Chip Le Grand
Victorian Chief Reporter
Victoria Police have searched church records kept by a parish in Melbourne’s west as part of an investigation into sex-abuse claims against cardinal George Pell dating back 55 years.
Father Rene Ramirez, whose Maidstone patch includes the old Braybrook parish, confirmed to The Weekend Australian that a police detective visited his presbytery late last year to inspect surviving documents from the 1960s.
The search relates to an allegation first made against Cardinal Pell 16 years ago, when a former Braybrook altar boy accused Australia’s most senior Catholic of repeatedly molesting him at a church-run holiday camp at Phillip Island in either 1961 or 1962.
Cardinal Pell, nicknamed “Big George’’ by boys at the camp, was at the time a teenage seminarian at Corpus Christi College in Werribee, southwest of Melbourne. The allegation was examined and not upheld after a church disciplinary hearing before retired Supreme Court judge Alec Southwell.
The confidential hearing was conducted over five days in November 2002, with witnesses providing evidence under oath.

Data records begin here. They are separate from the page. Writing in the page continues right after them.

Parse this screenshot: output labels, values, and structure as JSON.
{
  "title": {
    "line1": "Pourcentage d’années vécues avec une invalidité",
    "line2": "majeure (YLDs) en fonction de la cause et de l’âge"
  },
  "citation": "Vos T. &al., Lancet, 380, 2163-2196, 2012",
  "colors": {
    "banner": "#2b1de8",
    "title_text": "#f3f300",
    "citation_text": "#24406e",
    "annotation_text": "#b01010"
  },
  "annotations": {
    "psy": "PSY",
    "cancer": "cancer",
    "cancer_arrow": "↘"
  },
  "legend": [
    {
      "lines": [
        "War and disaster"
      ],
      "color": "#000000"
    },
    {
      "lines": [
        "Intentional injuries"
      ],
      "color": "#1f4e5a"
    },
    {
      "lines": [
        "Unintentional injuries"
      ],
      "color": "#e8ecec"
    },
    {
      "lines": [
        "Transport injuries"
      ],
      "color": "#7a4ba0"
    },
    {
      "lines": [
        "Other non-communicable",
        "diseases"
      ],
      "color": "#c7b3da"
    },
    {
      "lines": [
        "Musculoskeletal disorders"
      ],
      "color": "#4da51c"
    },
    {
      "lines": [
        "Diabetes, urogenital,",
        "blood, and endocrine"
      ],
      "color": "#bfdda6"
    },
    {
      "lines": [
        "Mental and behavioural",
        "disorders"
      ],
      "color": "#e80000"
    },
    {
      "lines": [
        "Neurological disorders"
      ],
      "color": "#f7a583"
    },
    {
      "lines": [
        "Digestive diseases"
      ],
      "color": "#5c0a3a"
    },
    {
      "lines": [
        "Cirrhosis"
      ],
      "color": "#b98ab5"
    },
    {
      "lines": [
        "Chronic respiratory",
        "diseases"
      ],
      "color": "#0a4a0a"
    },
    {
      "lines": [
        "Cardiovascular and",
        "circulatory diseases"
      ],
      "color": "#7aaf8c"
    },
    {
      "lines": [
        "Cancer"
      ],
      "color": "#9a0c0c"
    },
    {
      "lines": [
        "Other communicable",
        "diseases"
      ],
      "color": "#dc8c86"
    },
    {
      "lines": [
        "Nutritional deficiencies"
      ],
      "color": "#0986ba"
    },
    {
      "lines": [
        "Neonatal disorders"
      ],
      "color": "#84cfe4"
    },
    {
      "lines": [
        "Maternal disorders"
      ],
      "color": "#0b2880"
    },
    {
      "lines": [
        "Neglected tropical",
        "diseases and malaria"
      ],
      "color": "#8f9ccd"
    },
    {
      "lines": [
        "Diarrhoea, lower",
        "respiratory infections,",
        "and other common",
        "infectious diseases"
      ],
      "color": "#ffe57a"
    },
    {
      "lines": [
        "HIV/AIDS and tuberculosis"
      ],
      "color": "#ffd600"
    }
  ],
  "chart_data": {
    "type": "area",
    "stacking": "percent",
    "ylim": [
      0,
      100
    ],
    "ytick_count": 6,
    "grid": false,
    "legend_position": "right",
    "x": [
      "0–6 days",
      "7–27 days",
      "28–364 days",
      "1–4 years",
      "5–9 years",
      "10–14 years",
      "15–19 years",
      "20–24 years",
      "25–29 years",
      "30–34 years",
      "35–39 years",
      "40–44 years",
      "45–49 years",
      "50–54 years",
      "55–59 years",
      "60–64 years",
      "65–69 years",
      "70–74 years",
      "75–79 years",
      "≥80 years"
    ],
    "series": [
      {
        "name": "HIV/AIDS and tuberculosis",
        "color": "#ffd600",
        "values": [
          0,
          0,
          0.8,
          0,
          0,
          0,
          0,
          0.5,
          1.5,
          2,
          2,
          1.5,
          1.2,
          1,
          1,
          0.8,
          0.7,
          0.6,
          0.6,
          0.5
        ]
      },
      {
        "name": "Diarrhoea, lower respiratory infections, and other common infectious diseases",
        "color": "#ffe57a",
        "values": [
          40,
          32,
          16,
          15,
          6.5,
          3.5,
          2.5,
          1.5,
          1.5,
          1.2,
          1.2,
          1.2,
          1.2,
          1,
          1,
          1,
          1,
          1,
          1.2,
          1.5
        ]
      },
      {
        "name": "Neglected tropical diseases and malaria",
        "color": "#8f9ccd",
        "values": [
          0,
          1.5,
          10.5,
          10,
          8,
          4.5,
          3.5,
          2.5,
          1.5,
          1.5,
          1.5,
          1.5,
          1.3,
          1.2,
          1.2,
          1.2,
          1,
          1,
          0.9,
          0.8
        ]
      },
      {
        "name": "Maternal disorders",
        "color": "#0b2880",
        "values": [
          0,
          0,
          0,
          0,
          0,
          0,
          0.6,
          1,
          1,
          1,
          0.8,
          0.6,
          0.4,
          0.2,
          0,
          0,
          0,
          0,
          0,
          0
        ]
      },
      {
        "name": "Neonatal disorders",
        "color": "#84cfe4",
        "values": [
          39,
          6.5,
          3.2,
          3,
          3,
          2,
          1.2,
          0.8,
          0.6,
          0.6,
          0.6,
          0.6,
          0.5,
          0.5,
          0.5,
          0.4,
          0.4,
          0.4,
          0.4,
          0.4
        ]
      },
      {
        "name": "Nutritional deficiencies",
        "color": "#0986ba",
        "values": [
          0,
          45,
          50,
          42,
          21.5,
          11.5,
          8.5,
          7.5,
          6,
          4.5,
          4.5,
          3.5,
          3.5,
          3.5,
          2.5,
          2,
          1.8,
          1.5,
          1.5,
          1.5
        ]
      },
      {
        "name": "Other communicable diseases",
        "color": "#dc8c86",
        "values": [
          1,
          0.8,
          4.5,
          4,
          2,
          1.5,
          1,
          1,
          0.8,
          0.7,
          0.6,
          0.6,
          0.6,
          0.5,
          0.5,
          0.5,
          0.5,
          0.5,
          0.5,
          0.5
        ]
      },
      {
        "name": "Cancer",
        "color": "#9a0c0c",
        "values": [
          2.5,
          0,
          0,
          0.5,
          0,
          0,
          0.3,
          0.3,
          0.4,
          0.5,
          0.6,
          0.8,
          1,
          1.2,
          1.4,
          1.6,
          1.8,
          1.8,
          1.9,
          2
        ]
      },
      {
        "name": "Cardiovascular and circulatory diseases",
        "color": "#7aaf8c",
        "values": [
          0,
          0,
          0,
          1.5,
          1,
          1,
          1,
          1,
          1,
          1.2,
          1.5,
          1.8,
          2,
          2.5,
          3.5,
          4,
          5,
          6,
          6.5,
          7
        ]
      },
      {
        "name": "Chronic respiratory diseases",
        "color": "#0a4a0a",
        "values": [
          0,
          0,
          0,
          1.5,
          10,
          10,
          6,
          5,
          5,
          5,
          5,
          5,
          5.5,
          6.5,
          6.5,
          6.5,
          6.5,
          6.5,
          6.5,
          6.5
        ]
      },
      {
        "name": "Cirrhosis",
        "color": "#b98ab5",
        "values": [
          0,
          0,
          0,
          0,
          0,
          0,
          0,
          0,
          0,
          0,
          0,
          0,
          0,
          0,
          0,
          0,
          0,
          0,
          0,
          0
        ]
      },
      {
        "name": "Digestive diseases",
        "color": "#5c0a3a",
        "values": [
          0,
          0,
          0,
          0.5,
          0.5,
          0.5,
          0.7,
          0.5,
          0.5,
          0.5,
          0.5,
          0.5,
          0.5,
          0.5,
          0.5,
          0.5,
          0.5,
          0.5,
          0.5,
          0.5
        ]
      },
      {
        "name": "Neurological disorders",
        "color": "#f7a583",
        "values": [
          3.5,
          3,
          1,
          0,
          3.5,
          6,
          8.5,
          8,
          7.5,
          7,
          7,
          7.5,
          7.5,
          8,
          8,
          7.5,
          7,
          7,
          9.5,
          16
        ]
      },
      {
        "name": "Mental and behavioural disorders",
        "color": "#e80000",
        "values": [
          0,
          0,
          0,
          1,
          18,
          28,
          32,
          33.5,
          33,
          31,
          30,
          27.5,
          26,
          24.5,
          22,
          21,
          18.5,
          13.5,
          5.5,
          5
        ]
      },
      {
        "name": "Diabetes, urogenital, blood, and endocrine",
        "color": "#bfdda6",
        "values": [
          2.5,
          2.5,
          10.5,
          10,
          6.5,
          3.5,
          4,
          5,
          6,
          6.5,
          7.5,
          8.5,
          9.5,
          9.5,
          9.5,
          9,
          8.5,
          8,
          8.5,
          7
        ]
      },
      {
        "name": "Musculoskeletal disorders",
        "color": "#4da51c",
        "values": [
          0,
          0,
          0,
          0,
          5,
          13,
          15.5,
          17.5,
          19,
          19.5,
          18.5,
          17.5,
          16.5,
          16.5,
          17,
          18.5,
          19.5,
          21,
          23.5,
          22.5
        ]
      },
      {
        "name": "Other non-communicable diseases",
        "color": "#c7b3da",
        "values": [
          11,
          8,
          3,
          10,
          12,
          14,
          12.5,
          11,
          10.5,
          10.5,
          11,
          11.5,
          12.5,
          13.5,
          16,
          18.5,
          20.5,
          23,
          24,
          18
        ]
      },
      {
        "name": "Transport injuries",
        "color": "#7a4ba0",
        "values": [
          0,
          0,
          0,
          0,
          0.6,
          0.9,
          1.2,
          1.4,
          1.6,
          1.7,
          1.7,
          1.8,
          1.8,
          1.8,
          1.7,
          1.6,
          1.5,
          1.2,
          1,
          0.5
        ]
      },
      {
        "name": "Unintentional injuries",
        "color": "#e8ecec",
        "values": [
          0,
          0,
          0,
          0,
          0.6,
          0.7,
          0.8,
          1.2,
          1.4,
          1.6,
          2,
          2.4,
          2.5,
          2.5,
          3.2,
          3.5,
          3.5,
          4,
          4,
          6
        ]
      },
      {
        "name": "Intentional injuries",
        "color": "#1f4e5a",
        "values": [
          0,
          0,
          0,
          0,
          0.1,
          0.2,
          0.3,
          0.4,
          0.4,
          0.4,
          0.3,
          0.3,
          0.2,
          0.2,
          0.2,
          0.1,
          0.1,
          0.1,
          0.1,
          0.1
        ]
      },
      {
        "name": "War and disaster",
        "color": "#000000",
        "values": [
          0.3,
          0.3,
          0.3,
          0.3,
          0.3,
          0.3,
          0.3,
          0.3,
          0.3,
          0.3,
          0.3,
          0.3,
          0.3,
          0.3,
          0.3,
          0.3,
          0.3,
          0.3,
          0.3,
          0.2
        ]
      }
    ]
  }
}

An unpublished transcript of the proceeding has been made available to Victoria Police’s Sano taskforce, responsible for investigating historic and new claims of institutional child abuse.
In a finely balanced judgment, Mr Southwell found the complainant “gave the impression that he was speaking honestly from an actual recollection’’ but he weighed against this the historic nature of the allegations, “valid criticisms’’ of the complainant’s credibility, a lack of corroborative evidence and Cardinal Pell’s sworn denials.
“I find I am not satisfied that the complaint has been established,’’ the retired judge concluded.
The former altar boy who made the allegation, now a 67-year-old retired unionist and waterside worker who battled alcohol addiction and spent time in prison for drug offences, does not resile from his story about what happened at the summer camp.
However, when contacted by The Weekend Australian this week, he said he had not spoken to police and had no interest in reviving his claims against Cardinal Pell, who will provide further testimony to the child abuse royal commission from Rome next week.
It is understood that a focus of the police investigation is tracking down other former altar boys who attended the camp. About 42 boys attended from the Braybrook parish in 1961 and more the following year. Father Ramirez, who recently joined the Maidstone parish from The Philippines, said many Braybrook records from that period had been destroyed in a fire.
The potentially most important witness, a former altar boy and friend of the complainant named Michael Foley, died in a bar fight 17 years before the Southwell hearing. The complainant told the hearing that Foley was also molested by Cardinal Pell at the camp.
Another former altar boy, referred to as Mr Fitzgerald, told the hearing Foley warned him at the camp to “watch out for big George”. Mr Southwell called Mr Fitzgerald a “patently honest witness’’ and accepted his evidence, against the objections of Cardinal Pell’s barrister Jeff Sher QC.
Cardinal Pell, in a pre-emptive statement issued last Friday as the Herald Sun newspaper was preparing to publish details of a Sano taskforce investigation into multiple abuse claims against him, repeatedly described the Phillip Island allegations as false.
“The Southwell report which exonerated Cardinal Pell has been in the public domain since 2002,’’ a statement released by Cardinal Pell’s office reads.
“The Victorian police have taken no steps in all of that time to pursue the false allegations made, however, the cardinal certainly has no objection to them reviewing the materials that led Justice Southwell to exonerate him. The cardinal is certain that the police will quickly reach the conclusion that the allegations are false.’’
Mr Southwell’s 15-page judgment makes no finding that the allegations were false.
A lawyer involved in the 2002 hearing yesterday said the complainant presented as sincere.
“The complainant might have been mistaken, and he was testing his memory from a long way back, but he wasn’t making it up,’’ he said.
The character of the complainant came under sustained attack before and during the in-camera hearing, with supporters of the then Sydney archbishop leaking details of his criminal history to journalists.
Despite the complainant’s history as an illegal bookmaker, Painters and Dockers organiser and convicted criminal who served two years in jail for trafficking amphetamines, Mr Southwell did not believe he was a liar.
He at no point sought any form of payment from the church and despite “extensive inquiries’’ made on behalf of Cardinal Pell, no evidence of an ulterior motive was uncovered.
He confided in his wife in the mid-1970s about the alleged Phillip Island abuse, telling her he had been interfered with by “a big bastard called George’’.
The church became aware of the allegation 25 years later, after the complainant told his story to victims support group Broken Rites. The church referred the complaint to its national committee for professional standards. Due to the seriousness of the allegations, Mr Southwell applied a standard of proof comparable to that used in criminal trials.
Mr Sher told the hearing that an adverse finding “would be nothing short of disastrous’’ for Cardinal Pell and the church.